GROUP BY start_station_id, 
         start_station_latitude, 
         start_station_longitude,
         end_station_id,
         end_station_latitude,
         end_station_longitude
         
'''


In [29]:
pd.read_csv(BytesIO(queryCartoDB(task12)), sep=',')
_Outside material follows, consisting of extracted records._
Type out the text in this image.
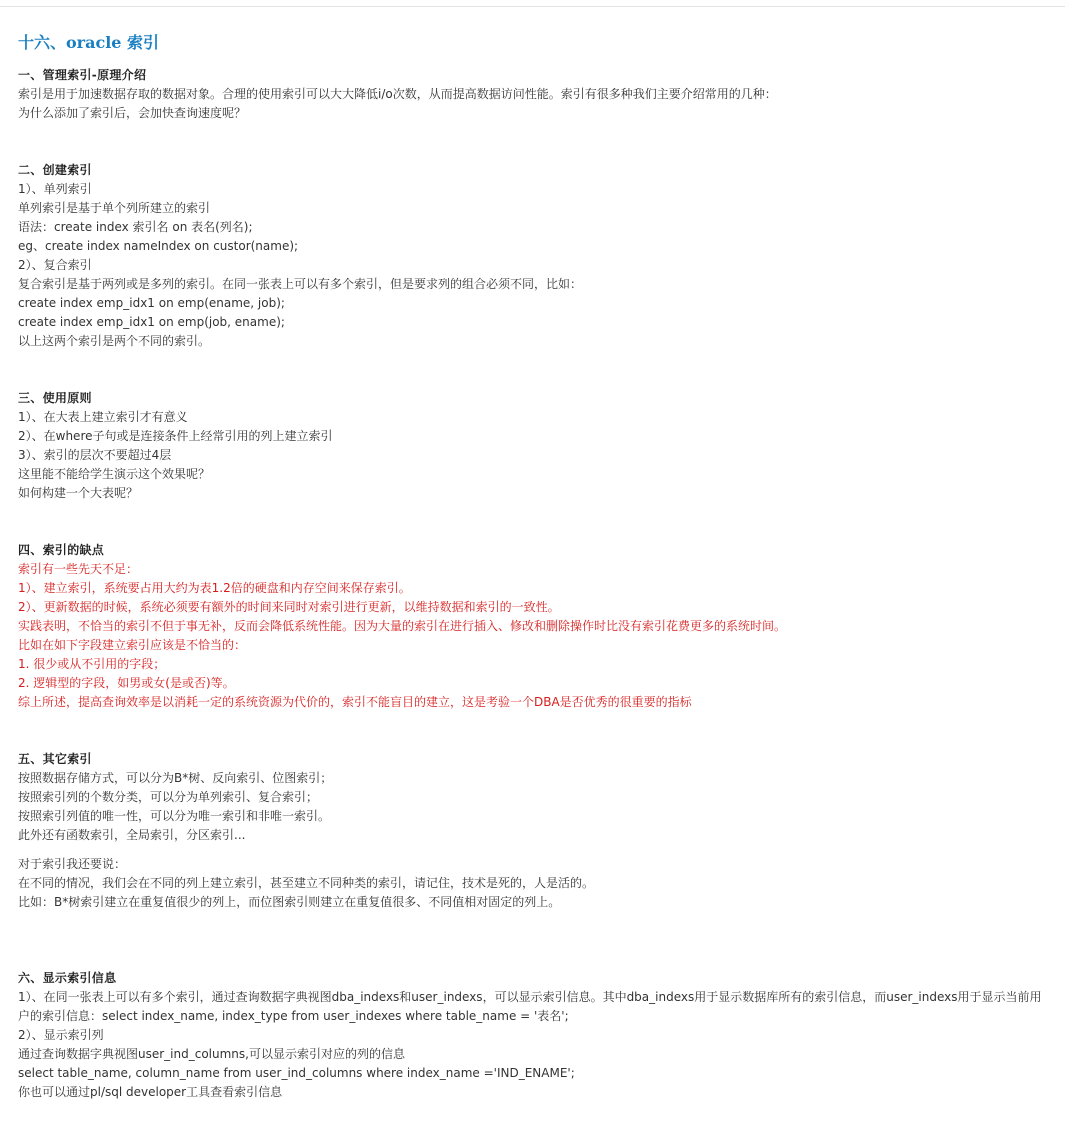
十六、oracle 索引
一、管理索引-原理介绍
索引是用于加速数据存取的数据对象。合理的使用索引可以大大降低i/o次数，从而提高数据访问性能。索引有很多种我们主要介绍常用的几种：
为什么添加了索引后，会加快查询速度呢？
二、创建索引
1）、单列索引
单列索引是基于单个列所建立的索引
语法：create index 索引名 on 表名(列名);
eg、create index nameIndex on custor(name);
2）、复合索引
复合索引是基于两列或是多列的索引。在同一张表上可以有多个索引，但是要求列的组合必须不同，比如：
create index emp_idx1 on emp(ename, job);
create index emp_idx1 on emp(job, ename);
以上这两个索引是两个不同的索引。
三、使用原则
1）、在大表上建立索引才有意义
2）、在where子句或是连接条件上经常引用的列上建立索引
3）、索引的层次不要超过4层
这里能不能给学生演示这个效果呢？
如何构建一个大表呢？
四、索引的缺点
索引有一些先天不足：
1）、建立索引，系统要占用大约为表1.2倍的硬盘和内存空间来保存索引。
2）、更新数据的时候，系统必须要有额外的时间来同时对索引进行更新，以维持数据和索引的一致性。
实践表明，不恰当的索引不但于事无补，反而会降低系统性能。因为大量的索引在进行插入、修改和删除操作时比没有索引花费更多的系统时间。
比如在如下字段建立索引应该是不恰当的：
1. 很少或从不引用的字段；
2. 逻辑型的字段，如男或女(是或否)等。
综上所述，提高查询效率是以消耗一定的系统资源为代价的，索引不能盲目的建立，这是考验一个DBA是否优秀的很重要的指标
五、其它索引
按照数据存储方式，可以分为B*树、反向索引、位图索引；
按照索引列的个数分类，可以分为单列索引、复合索引；
按照索引列值的唯一性，可以分为唯一索引和非唯一索引。
此外还有函数索引，全局索引，分区索引...
对于索引我还要说：
在不同的情况，我们会在不同的列上建立索引，甚至建立不同种类的索引，请记住，技术是死的，人是活的。
比如：B*树索引建立在重复值很少的列上，而位图索引则建立在重复值很多、不同值相对固定的列上。
六、显示索引信息
1）、在同一张表上可以有多个索引，通过查询数据字典视图dba_indexs和user_indexs，可以显示索引信息。其中dba_indexs用于显示数据库所有的索引信息，而user_indexs用于显示当前用户的索引信息：select index_name, index_type from user_indexes where table_name = '表名';
2）、显示索引列
通过查询数据字典视图user_ind_columns,可以显示索引对应的列的信息
select table_name, column_name from user_ind_columns where index_name ='IND_ENAME';
你也可以通过pl/sql developer工具查看索引信息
Unnamed: 0,start_station_id,end_station_id,the_geom_webmercator,start_station_latitude,start_station_longitude,count
0,173,528,0102000020110F00000200000020D6742CE16A5FC112F4...,40.760647,-73.984427,2
1,477,435,0102000020110F000002000000F55695027D6B5FC186E5...,40.756405,-73.990026,2
2,465,538,0102000020110F00000200000004AF971C1D6B5FC17A48...,40.755136,-73.986580,2
3,493,512,0102000020110F0000020000009BB87D02B76A5FC146C1...,40.756800,-73.982912,1
4,524,72,0102000020110F000002000000F22A632FBE6A5FC1363A...,40.755273,-73.983169,1
5,465,446,0102000020110F00000200000004AF971C1D6B5FC17A48...,40.755136,-73.986580,3
6,524,160,0102000020110F000002000000F22A632FBE6A5FC1363A...,40.755273,-73.983169,4
7,2021,459,0102000020110F0000020000001607D538556B5FC119A6...,40.759291,-73.988597,3
8,493,442,0102000020110F0000020000009BB87D02B76A5FC146C1...,40.756800,-73.982912,3
9,477,263,0102000020110F000002000000F55695027D6B5FC186E5...,40.756405,-73.990026,1


# The column "count" ( the last column) denotes attributes of the lines in the dataframe above.